Бойцы словно ждали этого клича. В едином порыве они устремились вслед за товарищем. Политрук первым ворвался в траншею врага и начал огнем и прикладом крошить врага. Завязалась жаркая рукопашная схватка. Не выдержав натиска советских воинов, японцы поспешно оставили первую, а затем и вторую траншею. Высота была взята.
Но враг не хотел мириться с потерей важной позиции. Опомнившись от внезапного удара, перегруппировав силы, он перешел в контратаку. Пехоту поддерживали танки. Враг численно превосходил наших воинов. Но они не дрогнули, смело приняли бой. По танкам ударила подоспевшая артиллерия, пулеметчики открыли огонь по живой силе, отсекая ее от неприятельских машин. Один танк устремился на окоп политрука. Он мигом упал на дно, бронированная машина пронеслась над ним. Политрук тотчас высунулся из окопа и в упор стал расстреливать набегавших врагов. Несколько японцев уничтожил отважный воин, не отступив ни на шаг.
Атака противника захлебнулась. Батальон прочно удерживал высоту. На ней мы создали надежную оборону. Несколько раз потом противник пытался захватить ее, но ни одна его попытка не увенчалась успехом. Он понес немалые потери и в конце концов прекратил эти бесплодные попытки.
Война - это не только атаки и контратаки, огонь и смерть. Разные случаи бывают в боевой обстановке. Происходят события, прямо скажем, курьезные.
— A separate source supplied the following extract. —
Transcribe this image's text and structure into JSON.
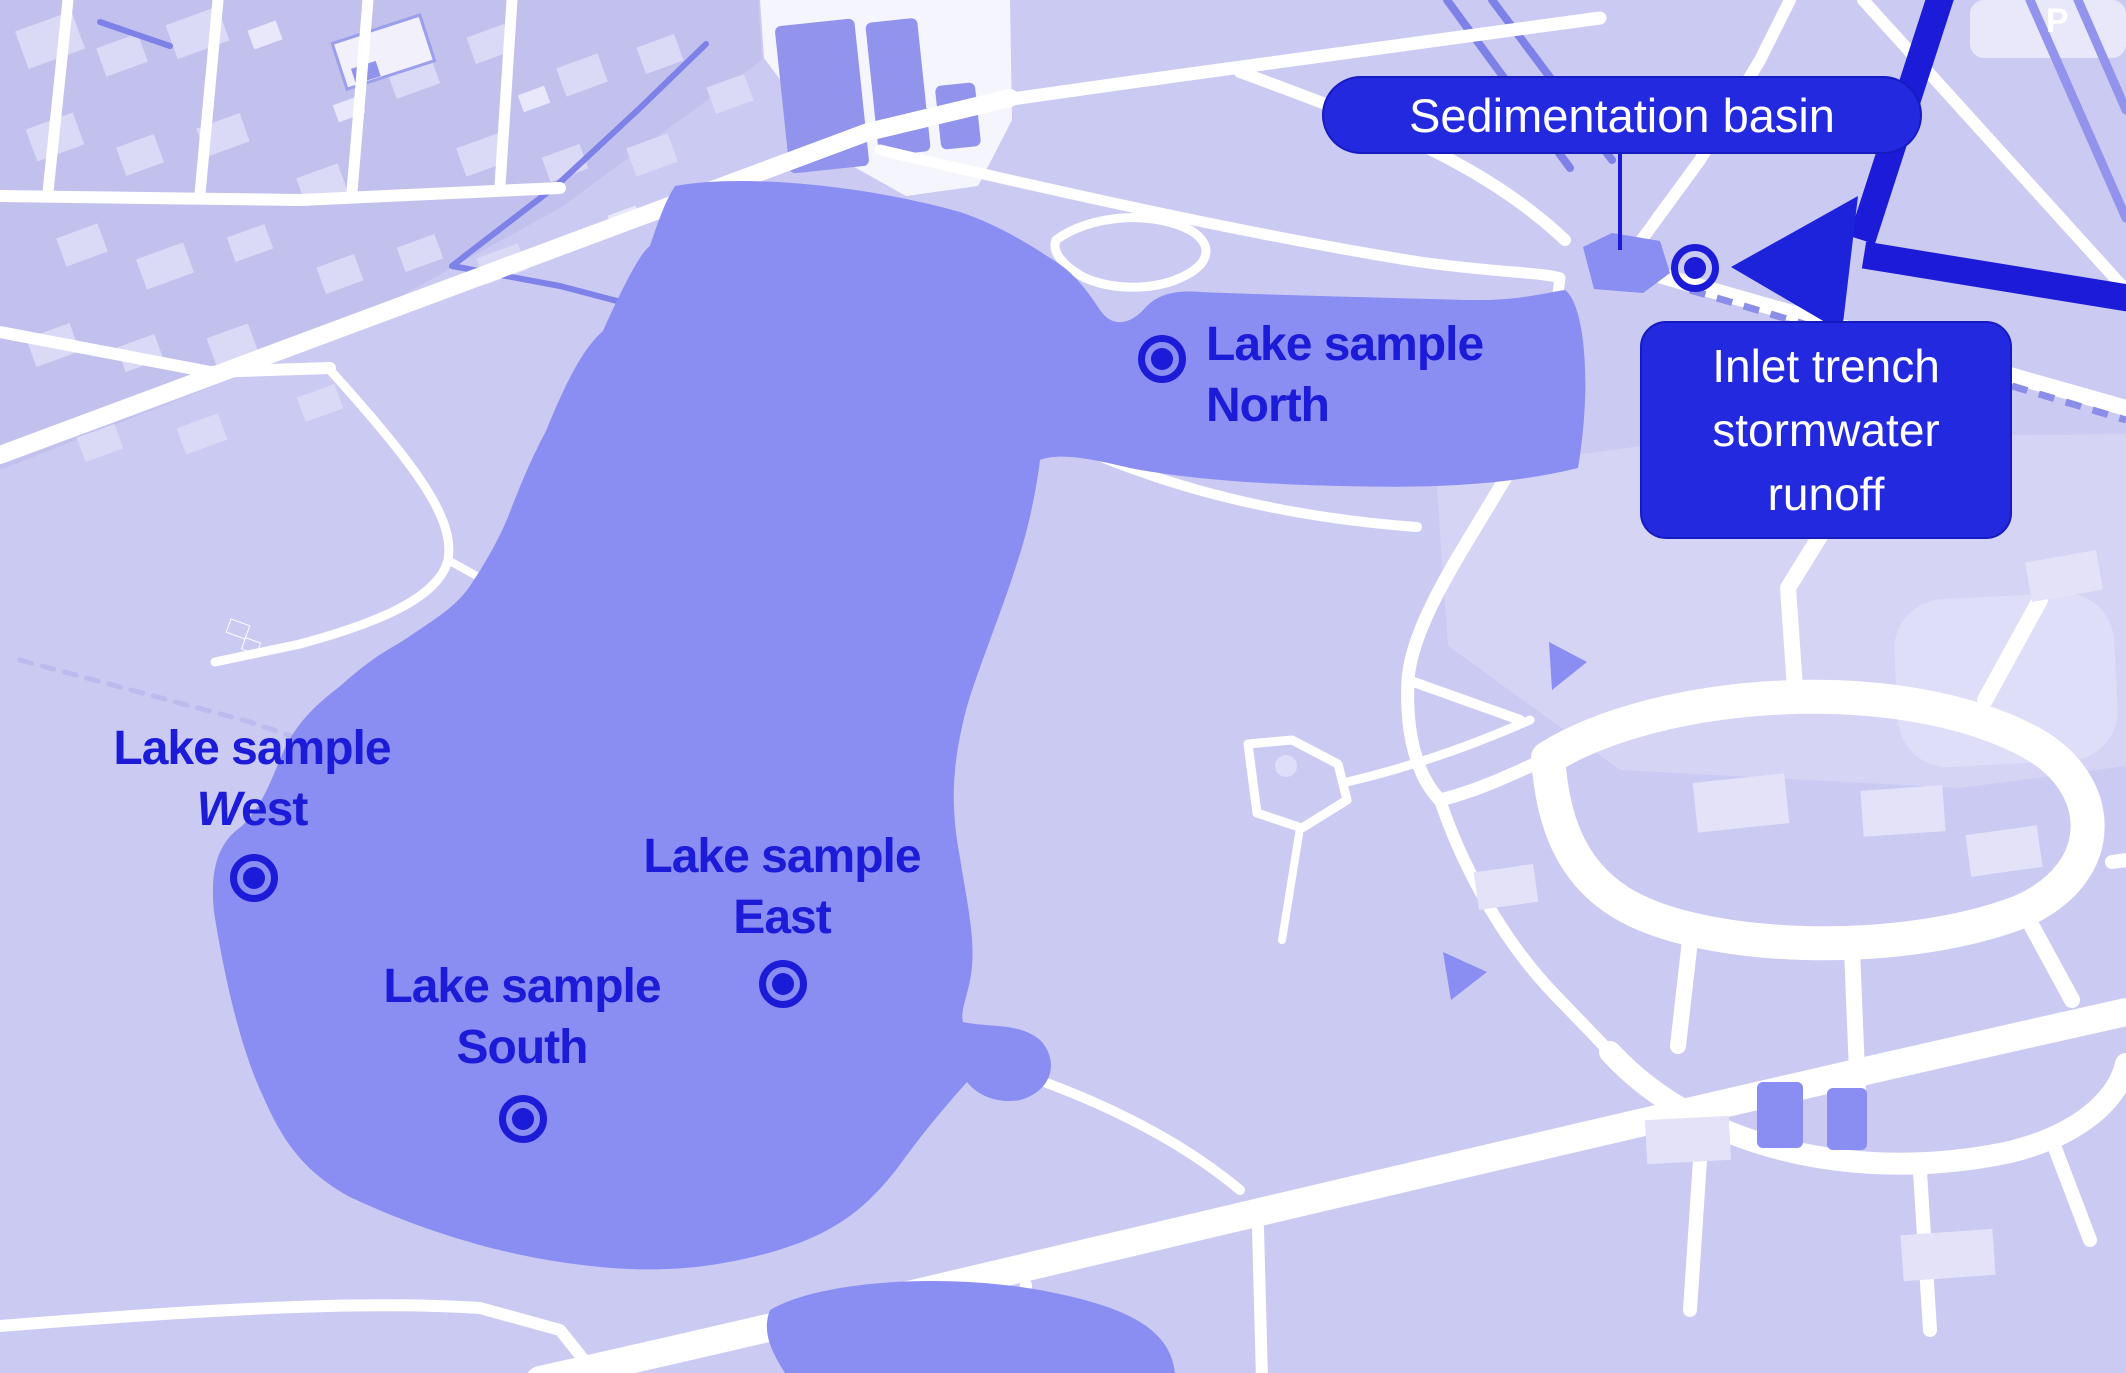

В период так называемого затишья (так называемого потому, что стычки с японцами происходили чуть ли не постоянно) мой наблюдательный пункт находился на небольшой сопке, которая почти не выделялась на местности. Вблизи него были поставлены четыре, установки спаренных зенитных пулеметов (станковый пулемет максим со специальным прицелом) и две пушки. Они обеспечивали надежную охрану НП.
Однажды ночью - а ночь выдалась темная - командир одного расчета оставил у орудия наблюдателя, а остальным бойцам разрешил тут же рядом поспать. От моего наблюдательного пункта эта пушка находилась в пределах 25 - 30 метров. Так что было видно и слышно все, что там происходило.
В ту ночь я, по обыкновению, не спал. Учитывая то, что японцы часто по ночам атакуют, я обычно отдыхать ложился на рассвете, после того как меня подменял начальник штаба или заместитель по строевой части.
Находясь в окопе с лейтенантом Искрой и связными (в ночное время они всегда были при мне), мы вдруг услышали громкий крик: Японцы! Тут же схватились за гранаты и приготовились к бою. Но вместо выстрелов тишину ночи разорвал дружный хохот. Смеялся весь орудийный расчет. Пошел туда - выяснить, в чем дело.
- Что у вас тут происходит? - спрашиваю командира орудия.
- Ничего особенного, товарищ полковник.
И он рассказал, что, оставив наблюдателя, через 30 - 40 минут решил проверить, как тот несет службу. Оказалось, что боец сидит на станине и, положив голову на казенную часть пушки, дремлет. Командир орудия схватил его обеими руками за бока и негромко сказал: Каля-маля. Красноармеец с перепугу и спросонья подумал, что прорвались японцы, и поднял крик.